Kedua, jika perselisihan mengenai posisi Bielsa dapat dihindari, dapatkah Leeds mempertahankan performanya? Setelah pengangkatannya, hampir tidak ada artikel tentang kepindahan tersebut yang tidak menggunakan frasa “pahlawan kultus”, dan pengaruh lincah ini paling jelas terlihat selain hubungannya dengan orang-orang yang bermain di bawahnya. Metode pelatihannya tiada henti dan perhatiannya terhadap taktik lawan sangat teliti. Selama wawancara awalnya, itu adalah caranya untuk membuktikan bahwa dia tidak sekadar memamerkan pengetahuannya tentang Kejuaraan secara detail setiap formasi yang digunakan setiap klub pada penerbangan kedua tahun lalu. Artinya, di bulan-bulan pertama kehidupan yang menyenangkan di bawah bimbingan Bielsa, banyak pemain mendapati diri mereka bermain di level yang mereka yakini tidak mampu mereka lakukan. Kebugaran mereka berarti mereka bisa bertahan lebih lama dari lawan yang masih belum pulih dari liburan musim panas; instruksi taktis mereka memberi mereka indra keenam untuk memprediksi apa yang akan terjadi dalam sejumlah skenario yang mungkin terjadi.

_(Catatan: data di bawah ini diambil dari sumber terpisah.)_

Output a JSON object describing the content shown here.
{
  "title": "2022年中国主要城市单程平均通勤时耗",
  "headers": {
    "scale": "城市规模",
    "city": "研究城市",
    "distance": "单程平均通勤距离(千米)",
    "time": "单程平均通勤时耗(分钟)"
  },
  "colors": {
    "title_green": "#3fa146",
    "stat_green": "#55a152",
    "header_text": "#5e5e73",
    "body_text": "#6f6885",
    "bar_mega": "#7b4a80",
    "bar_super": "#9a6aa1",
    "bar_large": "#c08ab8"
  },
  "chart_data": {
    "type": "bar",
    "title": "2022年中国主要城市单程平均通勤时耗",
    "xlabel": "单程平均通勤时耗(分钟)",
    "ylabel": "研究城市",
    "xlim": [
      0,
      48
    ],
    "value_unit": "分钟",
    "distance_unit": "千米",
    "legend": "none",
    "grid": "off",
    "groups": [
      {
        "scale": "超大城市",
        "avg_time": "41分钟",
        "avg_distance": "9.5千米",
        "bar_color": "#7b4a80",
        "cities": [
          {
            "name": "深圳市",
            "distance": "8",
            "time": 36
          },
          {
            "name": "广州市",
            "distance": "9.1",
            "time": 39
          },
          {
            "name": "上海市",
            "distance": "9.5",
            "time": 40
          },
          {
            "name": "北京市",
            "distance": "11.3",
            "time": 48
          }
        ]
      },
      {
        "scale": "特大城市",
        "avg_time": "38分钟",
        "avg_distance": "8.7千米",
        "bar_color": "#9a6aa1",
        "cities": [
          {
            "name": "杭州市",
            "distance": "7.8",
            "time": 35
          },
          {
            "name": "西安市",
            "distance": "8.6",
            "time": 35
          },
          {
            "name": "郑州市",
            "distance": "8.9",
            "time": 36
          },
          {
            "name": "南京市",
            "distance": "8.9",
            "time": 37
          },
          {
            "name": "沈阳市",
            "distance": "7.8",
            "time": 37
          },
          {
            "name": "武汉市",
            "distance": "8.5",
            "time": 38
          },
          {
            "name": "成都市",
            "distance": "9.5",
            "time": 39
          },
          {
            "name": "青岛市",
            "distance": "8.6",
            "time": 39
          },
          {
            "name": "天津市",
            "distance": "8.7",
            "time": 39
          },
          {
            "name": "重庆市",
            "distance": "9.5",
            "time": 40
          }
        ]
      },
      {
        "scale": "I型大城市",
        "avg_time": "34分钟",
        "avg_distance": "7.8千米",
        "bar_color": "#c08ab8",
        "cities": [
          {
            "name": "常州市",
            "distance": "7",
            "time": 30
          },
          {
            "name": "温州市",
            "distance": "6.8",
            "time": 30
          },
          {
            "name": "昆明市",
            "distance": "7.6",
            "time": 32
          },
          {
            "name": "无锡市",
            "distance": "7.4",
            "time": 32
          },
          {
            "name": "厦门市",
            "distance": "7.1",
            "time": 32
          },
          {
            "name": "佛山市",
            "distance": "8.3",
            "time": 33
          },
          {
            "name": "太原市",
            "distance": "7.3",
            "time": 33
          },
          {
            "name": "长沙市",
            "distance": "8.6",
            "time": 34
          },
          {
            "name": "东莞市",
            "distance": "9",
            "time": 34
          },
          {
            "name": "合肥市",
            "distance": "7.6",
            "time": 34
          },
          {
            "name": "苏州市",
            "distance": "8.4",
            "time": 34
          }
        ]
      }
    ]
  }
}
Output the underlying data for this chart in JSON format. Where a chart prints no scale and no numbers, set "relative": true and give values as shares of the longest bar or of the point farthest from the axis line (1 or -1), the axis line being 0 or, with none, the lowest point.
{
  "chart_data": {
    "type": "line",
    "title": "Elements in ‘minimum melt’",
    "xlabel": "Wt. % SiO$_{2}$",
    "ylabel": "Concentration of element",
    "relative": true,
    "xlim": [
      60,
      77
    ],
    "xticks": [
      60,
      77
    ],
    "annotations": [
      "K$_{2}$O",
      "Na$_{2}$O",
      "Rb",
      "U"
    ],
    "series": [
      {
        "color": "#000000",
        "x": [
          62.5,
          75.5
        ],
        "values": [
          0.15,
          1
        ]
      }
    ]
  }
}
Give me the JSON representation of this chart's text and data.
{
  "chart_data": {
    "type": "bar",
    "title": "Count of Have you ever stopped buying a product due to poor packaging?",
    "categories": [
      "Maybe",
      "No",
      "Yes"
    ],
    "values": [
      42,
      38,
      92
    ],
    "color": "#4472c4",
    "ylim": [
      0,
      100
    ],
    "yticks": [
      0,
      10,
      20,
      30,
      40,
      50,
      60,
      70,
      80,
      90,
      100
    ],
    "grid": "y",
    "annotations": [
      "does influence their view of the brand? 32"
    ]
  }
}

Kelemahan dari semua ini adalah melelahkan. Baik di Marseille maupun Bilbao, dua tugas terakhirnya yang berlangsung lebih dari beberapa bulan, timnya menunjukkan kelelahan yang nyata. Pada tahun pertamanya di Basque Country, Bielsa membawa Bilbao ke final Liga Europa dan Copa del Rey, namun keduanya berakhir dengan kekalahan telak 3-0. Marseille menduduki puncak Ligue 1 pada pertengahan musim tetapi kemudian jatuh terpuruk, menyelesaikan musim di urutan keempat.
Meskipun Leeds menikmati awal musim yang fantastis, mereka tampaknya mengikuti pola yang sama. Persoalannya adalah apakah mereka dapat membalikkan tren pada tahap akhir tahun ini. Championship adalah divisi yang sangat melelahkan—46 pertandingan dan jarang ada tim yang menuntut upaya maksimal dari tim terbaik. Mengingat kemungkinan play-off akhir musim, dan komplikasi dari dua kompetisi piala, dan tidak mengherankan bahwa pada bulan Mei mendatang, dengan atau tanpa pelatih yang dikenal sebagai “El Loco”, banyak tim Championship disatukan dengan meningkatkan jumlah ikatan medis dan kemauan.
Jika Bielsa bisa menjawab dua pertanyaan itu, kembalinya ke Liga Premier, dan keabadian Elland Road, mungkin menunggu.